11 thoughts on “122. BARBARELLA (1968)”

  1. Thoughts…

    *So many possible indelible images! I think Alex is right that the opening zero-G striptease is probably going to stick in most guys’ minds. To me personally, I think it’s the dolls with razor-sharp teeth biting chunks out of Barbarella’s stocking-clad thighs… wow.

    *Favorite quote: “Decrucify the angel!”

    *Someone once said that Roger Vadim’s entire purpose in making the film was so that he could point to the screen and say, “I wake up next to that every morning.” I suspect there’s actually something to that.

    *Just how chauvinistic is BARBARELLA? In 1968 many contemporary feminists found it highly offensive, what with Barbarella being nothing more than a male-fantasy dress-up bondage doll. Today most women seem to find it too silly to take offense to, and a few even try to appropriate Barb as a feminist icon.

  2. The doll part actually freaked me out the first time I saw it- those TEETH! And yes I can definitely see that as Vadim’s motivation in making this movie haha.

  3. It’s really a fun, incredible thing, watching this. This is one SATURATED movie! The color, sets, costumes. I think of all these new Sci-fi movies: Skyline, Battle for LA , Battleship, and it’s all the same: DRAB. With all the things you could muster with todays FX and CGI, you have to wonder how all the fun and psychedelica just vanished from everything. Even the trip at the end of 2001! It would be nice to see some Scvi-fi movies that were in the service of other things and not just action and spaceship battles. Even fun breezy sexual humor is absent. I love Barbarella.

  4. I wish to purchase the original 1968, uncut version of “Barbarella” on DVD. Can someone advise if it is available, and if so, where? Thanks.

    1. Hi Bob, all the versions we link above (Amazon) are uncut. Just click on the picture of the DVD cover. I don’t think anyone is selling the censored version anymore, although it was out on VHS at one time.

    2. I found info that said the original Barbarella was made in 11/68, before the rating system, and marked “Recommended for mature audiences”. The newer version was done to compete with Star Wars, and rated PG13. This version also is titled Barbarella, “Queen of the Galaxy”. I saw the original, and cobwebs aside, I remember it was much different. I found out that the original is currently out on video in Australia but don’t have any other info.

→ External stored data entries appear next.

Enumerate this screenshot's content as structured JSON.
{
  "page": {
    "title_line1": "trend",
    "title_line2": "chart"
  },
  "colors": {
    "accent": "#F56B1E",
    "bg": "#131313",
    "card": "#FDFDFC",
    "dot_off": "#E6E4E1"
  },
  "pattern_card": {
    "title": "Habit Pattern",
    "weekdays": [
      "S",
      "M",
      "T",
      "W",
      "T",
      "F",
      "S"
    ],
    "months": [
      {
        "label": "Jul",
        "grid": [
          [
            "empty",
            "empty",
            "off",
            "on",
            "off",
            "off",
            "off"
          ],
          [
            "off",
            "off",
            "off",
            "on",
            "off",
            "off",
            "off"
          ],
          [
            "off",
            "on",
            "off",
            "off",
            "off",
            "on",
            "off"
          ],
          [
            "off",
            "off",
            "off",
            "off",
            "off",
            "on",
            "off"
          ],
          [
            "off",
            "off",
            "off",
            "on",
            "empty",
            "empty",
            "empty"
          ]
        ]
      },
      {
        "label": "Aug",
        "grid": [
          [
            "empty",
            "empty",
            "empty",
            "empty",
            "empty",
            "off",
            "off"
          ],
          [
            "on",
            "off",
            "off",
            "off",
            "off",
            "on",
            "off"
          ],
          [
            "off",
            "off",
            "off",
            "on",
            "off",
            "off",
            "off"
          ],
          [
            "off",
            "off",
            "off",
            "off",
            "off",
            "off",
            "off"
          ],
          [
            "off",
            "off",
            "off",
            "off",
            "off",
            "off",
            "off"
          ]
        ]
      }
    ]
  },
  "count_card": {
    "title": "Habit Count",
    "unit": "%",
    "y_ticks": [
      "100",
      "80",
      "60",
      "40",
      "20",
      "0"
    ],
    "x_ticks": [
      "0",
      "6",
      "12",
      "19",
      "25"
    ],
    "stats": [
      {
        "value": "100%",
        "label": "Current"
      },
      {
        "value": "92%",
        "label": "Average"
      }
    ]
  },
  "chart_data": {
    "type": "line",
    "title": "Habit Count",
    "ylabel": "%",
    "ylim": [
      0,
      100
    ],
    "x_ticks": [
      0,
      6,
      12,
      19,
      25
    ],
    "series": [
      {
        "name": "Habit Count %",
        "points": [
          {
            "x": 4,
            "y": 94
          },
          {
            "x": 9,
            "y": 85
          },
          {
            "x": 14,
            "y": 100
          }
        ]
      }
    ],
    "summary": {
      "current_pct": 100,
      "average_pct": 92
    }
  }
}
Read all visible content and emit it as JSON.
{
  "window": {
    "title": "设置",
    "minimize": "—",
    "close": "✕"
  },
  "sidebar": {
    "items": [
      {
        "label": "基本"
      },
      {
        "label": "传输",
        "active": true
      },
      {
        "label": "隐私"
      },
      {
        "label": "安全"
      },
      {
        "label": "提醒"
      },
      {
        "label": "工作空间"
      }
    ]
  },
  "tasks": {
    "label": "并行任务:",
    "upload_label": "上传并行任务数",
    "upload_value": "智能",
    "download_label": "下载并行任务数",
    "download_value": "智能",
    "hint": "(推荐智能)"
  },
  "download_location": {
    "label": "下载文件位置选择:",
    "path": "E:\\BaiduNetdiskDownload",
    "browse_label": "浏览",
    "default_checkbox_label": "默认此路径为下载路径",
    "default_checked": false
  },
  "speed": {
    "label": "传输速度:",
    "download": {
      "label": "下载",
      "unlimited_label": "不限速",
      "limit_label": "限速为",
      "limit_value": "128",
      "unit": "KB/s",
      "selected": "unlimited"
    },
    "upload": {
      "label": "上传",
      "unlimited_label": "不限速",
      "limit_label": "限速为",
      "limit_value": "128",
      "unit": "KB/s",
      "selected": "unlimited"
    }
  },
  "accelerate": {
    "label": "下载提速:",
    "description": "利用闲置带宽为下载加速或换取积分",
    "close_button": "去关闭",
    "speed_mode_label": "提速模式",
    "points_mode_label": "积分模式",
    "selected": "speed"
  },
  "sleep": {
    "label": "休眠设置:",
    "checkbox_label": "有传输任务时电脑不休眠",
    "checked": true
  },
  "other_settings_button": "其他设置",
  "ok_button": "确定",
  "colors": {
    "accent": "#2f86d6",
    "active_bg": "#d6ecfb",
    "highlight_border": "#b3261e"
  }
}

      I got the one from Amazon and it was the altered, newer PG13 version. I’ll look again. Gotta find the original! Been after it for years, and I’m on a mission! Thanks for your reply.

    3. Hmm… as stated above, the original Barbarella was made in 1968 and had a bit of nudity. The 1970s re-release was retitled Barbarella, Queen of the Galaxy and had the nudity removed.

      Here’s where things get a confusing. The DVD I got from Netflix—which, I have always believed is the same one currently being sold on Amazon—was titled Barbarella, Queen of the Galaxy, and yet it was the uncut version.

      There is not much difference between the two versions. Jane Fonda’s nude opening is still in the PG release, its just edited differently so you see less. Other than that I think the only differences are in one or two non-essential background scenes with topless women in the city of Sogo. There was rumored to have been a love scene between Jane Fonda and Anita Pallenberg planned, but there’s no evidence it was ever shot.

      At any rate good luck and get back to us if you find a more complete version.

  5. Jane Fonda is very sexy when naked or wearing impractical skimpy space suits but that is the best part of the film. Zero character intrigue and boring dialogue.

    Characters talk like this:

    Heroine: What is this strange land? And who are you people?

    New Character: This is the Labyrinth. We are the banished ones; forsaken by the above world and damned to roam through eternal darkness.

    There’s a word for that kind of writing that I can’t remember but basically it’s the lamest, easiest way to write a script and it instantly renders the characters unreal.